Has Google cracked TV with its Chromecast gizmo?
Chromecast, finally released a few weeks ago, is not Google's first attempt at a TV gizmo. Like Apple it has grappled with television and tried to fold it and the broadcasting model into its web, and so far the stand-alone TV set has struggled free.
But its latest attempt just might ('might' mind you) be the first generation of the thing that will work. It's simple, it's almost completely software-driven, it's cheap and it has that sort of 'ah-ha moment' about it.
Chromecast is a USB dongle that houses a chrome browser (or at least its relevant internal HTML5 engine) and a WiFi transceiver to feed it with streamed content. The user forks over US$35, plugs it into a TV set's USB socket, connects it via WiFi to a tablet/PC/smartphone having downloaded the relevant remote control and channel apps, and bingo. Content can be streamed straight from the Web onto the TV using the tablet/PC/smartphone as the remote control.
The essential thing to fasten on here is that the slave TV is NOT (essentially) a second screen (this seems to have foxed some early reviewers).
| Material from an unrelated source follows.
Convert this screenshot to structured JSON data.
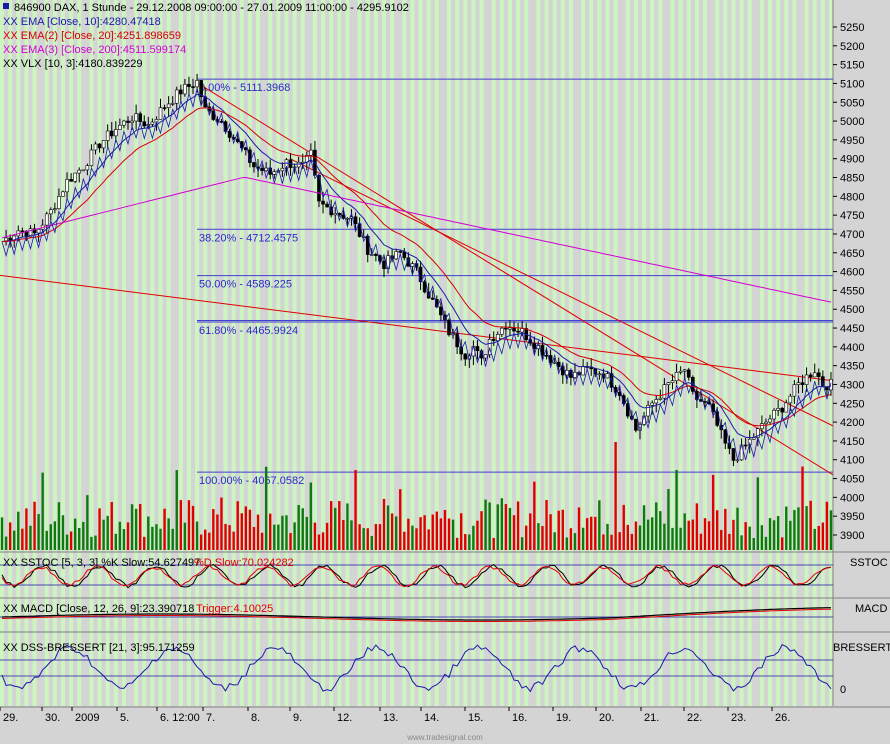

The concept should be easy for SDN-initiated TelecomTV viewers: the smartphone operates at the control plane, orchestrating validation, setting up the flows and so on. The TV via WiFi operates at the data plane, just taking whatever is streamed to it and presenting it on its screen. In fact, once a stream is flowing, the initiating device (and its owner) can leave the set and its viewers to get on with it.
At present there is some controversy around whether you can stream 'local' content (from your device) direct. Google says it intends to enable this (the classic screen mirroring application - so users can launch video, graphics or whatever from their devices onto the TV) when it finishes off the SDK (software development kit), which brings us to the SDK.
There is one and Google sees this as the essential part of the puzzle - this will enable big media companies, TV channels and start-up persons working in garages, to bring their own content onto the TV, direct from the Web.. that's the idea.
As usual Google is playing up the openness aspect and just as predictably people are looking for signs of it not living up to its 'no evil' stance. But logic and past behaviour suggests that Google will try to be as open as it can be without bringing the emerging ecosystem to its knees.
This week, for instance, it launched its iOS version, so it expects at least some Apple users to leave their Apple TVs and come on over.
So far, true to the usual form, Google's Chromecast dongle has only been released in the US but it is scheduled for a ROW roll-out over the next months and early indications are that less than a month or so on-sale in the US, it's doing very well.
Now at this point we have to be careful - the art of the "sell-out" has become so rife that all reported sales numbers must be held at the end of a long stick and, with nostrils securely blocked with a strong bulldog clip, sprinkled copiously with salt. The suspicion is that it's now common practice to restrict early distribution at key outlets to create the impression that the units are flying off the shelf faster than anticipated.
Google hasn't said anything about Chromecast sales numbers but it certainly has sold out online. So what might this frenzy (or constructed frenzy) indicate? Doubts aside I think it MIGHT indicate that Google has finally found the magic gizmo.
And that means it's going to be interesting to see how this new assault on the TV set is going to be viewed at IBC. Hit or miss? Threat or opportunity?